Embedded firmware development is the work of writing the low-level software that runs directly on a device's hardware and controls how it behaves. It sits between the raw circuitry and any higher-level application, turning hardware signals into something the device can actually use. It usually runs bare-metal or on a small real-time operating system, with tight limits on memory, power, and timing.
Firmware is the layer closest to the hardware, while embedded software is the broader category that includes firmware plus any higher-level code running on the device. All firmware is embedded software, but not all embedded software is firmware. The practical difference is that firmware controls the hardware directly and is hard to change after shipping, while higher-level embedded software is easier to update and further from the circuitry.
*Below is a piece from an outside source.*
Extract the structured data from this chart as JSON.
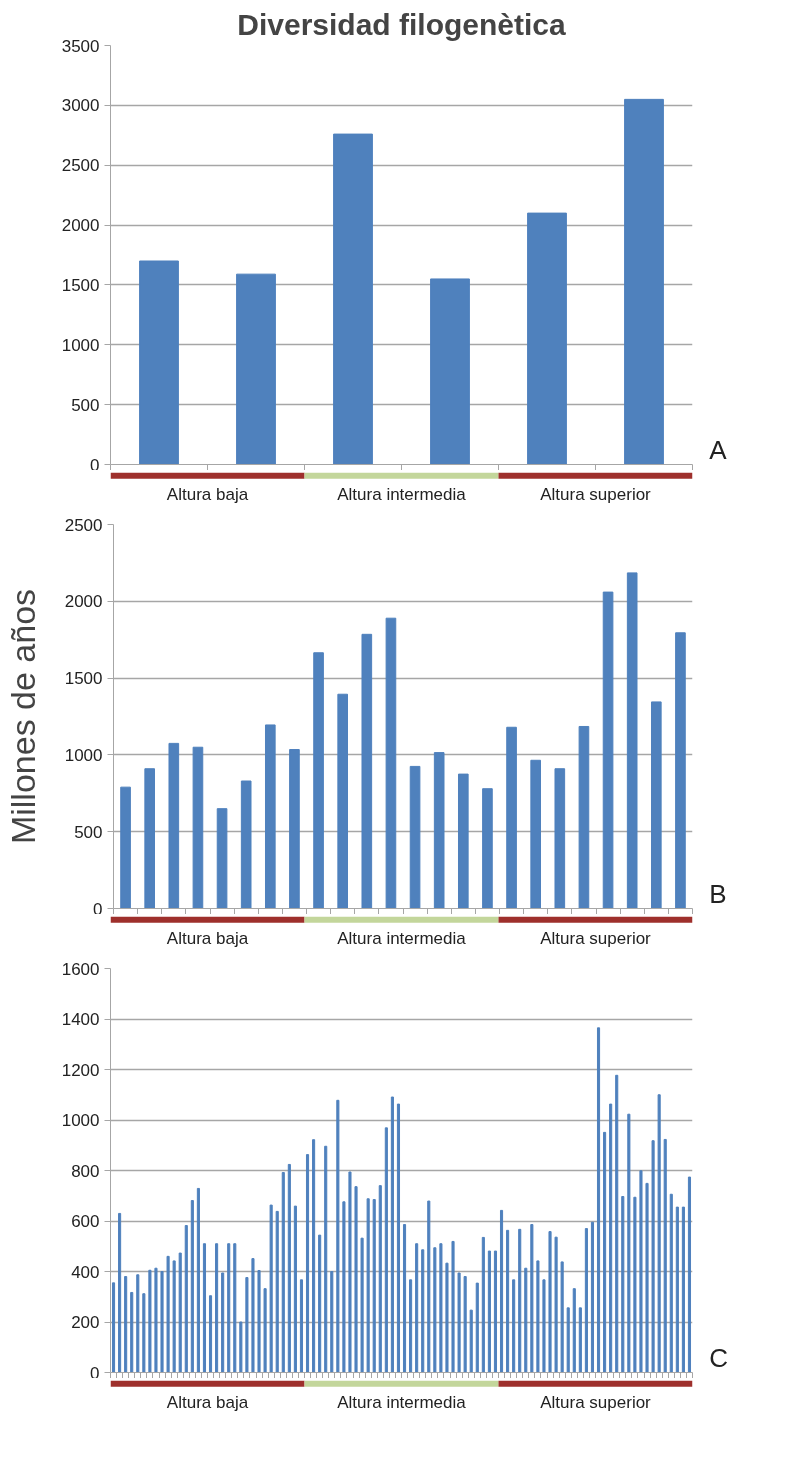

Embedded firmware is written mostly in Embedded C, with C++ used where the project justifies it and small amounts of hand-tuned assembly reserved for the spots that need maximum control. C stays dominant because it gives direct access to hardware registers and memory while staying lean enough for chips with only kilobytes to spare.
Use bare-metal when the device does one main job with simple timing, and move to a real-time operating system when it has to juggle several independent tasks at once. A temperature sensor or a simple controller runs fine bare-metal. A wearable reading a sensor, driving a display, and staying connected over Bluetooth needs the scheduling an RTOS provides. Plenty of shipped products never need an RTOS at all.
Embedded firmware is harder because the constraints are fixed and the mistakes are expensive to undo. The code runs on a chip with limited memory and power, has to hit real-time deadlines, and can't be easily patched once the device ships. On top of that, the hardware and firmware are often built at the same time, and some bugs are physical rather than logical, which makes them much harder to reproduce and fix.